Brentuximab vedotin (SGN-35) for Hodgkin’s Lymphoma and Anaplastic large Cell Lymphoma
Brentuximab vedotin (SGN-35) is an antibody-drug conjugate (ADC) that targets CD30, which is a protein expressed on cancer cells in patients with Hodgkin’s lymphoma (HL) as well as Anaplastic Large Cell Lymphoma (ALCL), an aggressive type of T-cell non-Hodgkin’s lymphoma. This ADC consists of an anti-CD30 monoclonal antibody linked to monomethyl auristatin E (MMAE), an antimicrotubule agent. Upon binding to the CD30 molecule on the cancer cells, MMAE is released into the cancer cell resulting in cell death.

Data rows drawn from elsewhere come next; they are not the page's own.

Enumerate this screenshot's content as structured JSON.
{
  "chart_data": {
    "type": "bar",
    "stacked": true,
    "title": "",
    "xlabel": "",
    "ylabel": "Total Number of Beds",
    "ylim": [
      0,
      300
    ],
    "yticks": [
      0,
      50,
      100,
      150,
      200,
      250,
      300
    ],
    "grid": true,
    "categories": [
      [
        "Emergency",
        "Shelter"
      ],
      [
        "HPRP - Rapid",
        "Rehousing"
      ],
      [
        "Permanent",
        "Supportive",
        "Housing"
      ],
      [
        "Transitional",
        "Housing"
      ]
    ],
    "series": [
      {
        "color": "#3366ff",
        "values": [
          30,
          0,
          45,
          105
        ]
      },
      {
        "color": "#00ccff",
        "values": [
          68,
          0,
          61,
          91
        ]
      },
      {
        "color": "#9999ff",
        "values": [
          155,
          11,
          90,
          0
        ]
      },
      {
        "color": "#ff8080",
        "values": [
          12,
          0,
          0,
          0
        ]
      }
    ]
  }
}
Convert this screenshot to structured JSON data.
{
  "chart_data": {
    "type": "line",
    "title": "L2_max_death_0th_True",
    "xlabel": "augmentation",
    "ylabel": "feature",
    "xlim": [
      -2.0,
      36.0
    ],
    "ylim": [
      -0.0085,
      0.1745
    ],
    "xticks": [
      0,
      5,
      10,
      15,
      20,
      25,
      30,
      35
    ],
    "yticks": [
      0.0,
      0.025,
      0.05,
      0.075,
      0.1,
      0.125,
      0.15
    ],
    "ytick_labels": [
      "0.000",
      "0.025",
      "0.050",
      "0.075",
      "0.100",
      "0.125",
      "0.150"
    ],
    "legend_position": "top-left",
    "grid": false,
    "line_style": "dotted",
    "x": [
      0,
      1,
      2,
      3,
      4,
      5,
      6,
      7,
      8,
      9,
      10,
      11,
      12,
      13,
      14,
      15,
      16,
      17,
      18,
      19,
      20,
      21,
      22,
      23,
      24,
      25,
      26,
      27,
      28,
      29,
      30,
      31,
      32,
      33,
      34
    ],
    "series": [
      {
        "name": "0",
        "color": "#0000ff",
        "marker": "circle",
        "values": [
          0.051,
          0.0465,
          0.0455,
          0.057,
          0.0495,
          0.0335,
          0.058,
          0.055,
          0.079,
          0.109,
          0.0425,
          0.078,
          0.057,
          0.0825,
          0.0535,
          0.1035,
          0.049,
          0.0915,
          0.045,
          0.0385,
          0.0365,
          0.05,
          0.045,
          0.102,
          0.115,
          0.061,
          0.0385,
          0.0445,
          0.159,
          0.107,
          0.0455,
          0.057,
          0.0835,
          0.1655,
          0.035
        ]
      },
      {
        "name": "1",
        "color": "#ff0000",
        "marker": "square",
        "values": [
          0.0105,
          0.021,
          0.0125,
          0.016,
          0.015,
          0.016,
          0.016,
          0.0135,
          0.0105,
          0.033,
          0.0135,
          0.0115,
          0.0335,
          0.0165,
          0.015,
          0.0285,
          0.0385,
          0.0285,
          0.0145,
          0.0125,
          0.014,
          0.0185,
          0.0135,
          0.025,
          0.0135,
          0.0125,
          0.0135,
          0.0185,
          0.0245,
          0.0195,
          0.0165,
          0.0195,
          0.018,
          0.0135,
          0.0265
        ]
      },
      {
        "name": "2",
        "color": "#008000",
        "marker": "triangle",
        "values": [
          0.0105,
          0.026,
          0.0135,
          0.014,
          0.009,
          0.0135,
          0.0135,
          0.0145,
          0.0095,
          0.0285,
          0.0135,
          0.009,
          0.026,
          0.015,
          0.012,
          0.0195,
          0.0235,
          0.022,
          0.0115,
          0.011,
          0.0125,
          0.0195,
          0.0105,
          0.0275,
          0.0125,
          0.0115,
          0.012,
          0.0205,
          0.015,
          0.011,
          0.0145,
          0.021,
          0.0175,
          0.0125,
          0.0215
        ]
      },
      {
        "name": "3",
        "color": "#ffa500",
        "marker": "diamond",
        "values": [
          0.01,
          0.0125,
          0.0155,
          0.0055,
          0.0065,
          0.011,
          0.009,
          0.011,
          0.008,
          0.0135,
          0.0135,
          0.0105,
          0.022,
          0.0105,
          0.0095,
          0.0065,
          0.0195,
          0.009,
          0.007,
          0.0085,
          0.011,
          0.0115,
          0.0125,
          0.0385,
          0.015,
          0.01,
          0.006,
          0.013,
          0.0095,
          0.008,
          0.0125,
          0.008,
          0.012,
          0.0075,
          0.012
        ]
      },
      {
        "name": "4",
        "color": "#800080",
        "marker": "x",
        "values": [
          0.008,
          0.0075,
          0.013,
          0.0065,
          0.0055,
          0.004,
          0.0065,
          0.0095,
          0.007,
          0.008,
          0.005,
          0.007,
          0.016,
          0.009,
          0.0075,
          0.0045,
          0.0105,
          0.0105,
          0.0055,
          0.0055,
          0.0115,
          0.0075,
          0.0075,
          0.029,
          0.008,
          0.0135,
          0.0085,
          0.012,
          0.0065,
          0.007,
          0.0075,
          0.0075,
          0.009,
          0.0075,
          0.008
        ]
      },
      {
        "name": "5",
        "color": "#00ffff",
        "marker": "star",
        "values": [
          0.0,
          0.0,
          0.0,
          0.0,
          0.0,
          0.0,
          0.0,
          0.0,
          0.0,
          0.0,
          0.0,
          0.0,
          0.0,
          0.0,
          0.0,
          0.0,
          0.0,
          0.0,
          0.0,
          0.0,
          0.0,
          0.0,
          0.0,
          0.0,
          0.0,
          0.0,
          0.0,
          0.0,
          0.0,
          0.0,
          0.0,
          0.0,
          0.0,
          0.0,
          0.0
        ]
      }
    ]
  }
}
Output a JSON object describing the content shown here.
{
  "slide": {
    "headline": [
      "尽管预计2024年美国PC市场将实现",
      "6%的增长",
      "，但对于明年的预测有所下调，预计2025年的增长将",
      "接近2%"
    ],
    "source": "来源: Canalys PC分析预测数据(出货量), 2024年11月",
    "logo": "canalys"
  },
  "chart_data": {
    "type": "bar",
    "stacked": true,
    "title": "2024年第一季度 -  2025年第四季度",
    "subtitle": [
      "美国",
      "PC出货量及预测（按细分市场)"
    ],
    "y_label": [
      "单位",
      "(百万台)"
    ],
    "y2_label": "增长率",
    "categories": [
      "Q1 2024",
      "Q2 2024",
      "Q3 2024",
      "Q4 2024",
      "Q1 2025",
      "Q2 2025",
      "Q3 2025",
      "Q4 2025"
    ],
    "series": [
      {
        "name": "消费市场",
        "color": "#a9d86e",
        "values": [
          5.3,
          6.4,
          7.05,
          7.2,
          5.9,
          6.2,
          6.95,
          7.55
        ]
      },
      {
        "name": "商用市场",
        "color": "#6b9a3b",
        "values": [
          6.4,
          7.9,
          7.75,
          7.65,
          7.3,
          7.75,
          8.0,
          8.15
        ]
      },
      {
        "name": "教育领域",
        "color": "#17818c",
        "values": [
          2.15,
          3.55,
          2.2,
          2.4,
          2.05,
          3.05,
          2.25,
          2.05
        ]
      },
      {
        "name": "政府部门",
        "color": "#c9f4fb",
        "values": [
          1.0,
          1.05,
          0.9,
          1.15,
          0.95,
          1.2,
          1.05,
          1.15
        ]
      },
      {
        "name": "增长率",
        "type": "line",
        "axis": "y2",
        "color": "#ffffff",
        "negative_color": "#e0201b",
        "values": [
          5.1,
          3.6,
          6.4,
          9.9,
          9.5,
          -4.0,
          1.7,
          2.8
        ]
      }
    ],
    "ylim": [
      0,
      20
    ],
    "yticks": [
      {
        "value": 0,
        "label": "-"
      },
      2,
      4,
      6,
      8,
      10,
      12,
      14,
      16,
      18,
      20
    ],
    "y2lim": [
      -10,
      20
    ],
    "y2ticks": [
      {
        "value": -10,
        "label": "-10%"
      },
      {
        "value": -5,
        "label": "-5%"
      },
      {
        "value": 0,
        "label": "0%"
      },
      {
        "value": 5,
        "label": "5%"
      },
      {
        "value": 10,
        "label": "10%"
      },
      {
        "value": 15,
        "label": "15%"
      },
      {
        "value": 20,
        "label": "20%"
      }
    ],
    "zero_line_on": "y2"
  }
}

Taking advantage of this dual action, targeted mechanism of action of brentuximab vedotin , two phase II studies were conducted, one in patients with relapsed or refractory HL and the other in patients with relapsed or refractory systemic ALCL. In the HL pivotal trial, 102 relapsed or refractory Hodgkin lymphoma patients who had failed prior autologous stem cell transplant (ASCT) had an overall objective response rate of 75% and 34% of the patients went into complete remission (CR). In the second phase II trial, of the 58 patients with relapsed or refractory systemic ALCL, 86% achieved an objective response and 57% went into CR.
Based on these data, the Oncologic Drugs Advisory Committee (ODAC) voted 10-0 to recommend that the FDA grant accelerated approval of brentuximab vedotin. The results from the above two studies will change the treatment paradigm in this difficult to treat patient population.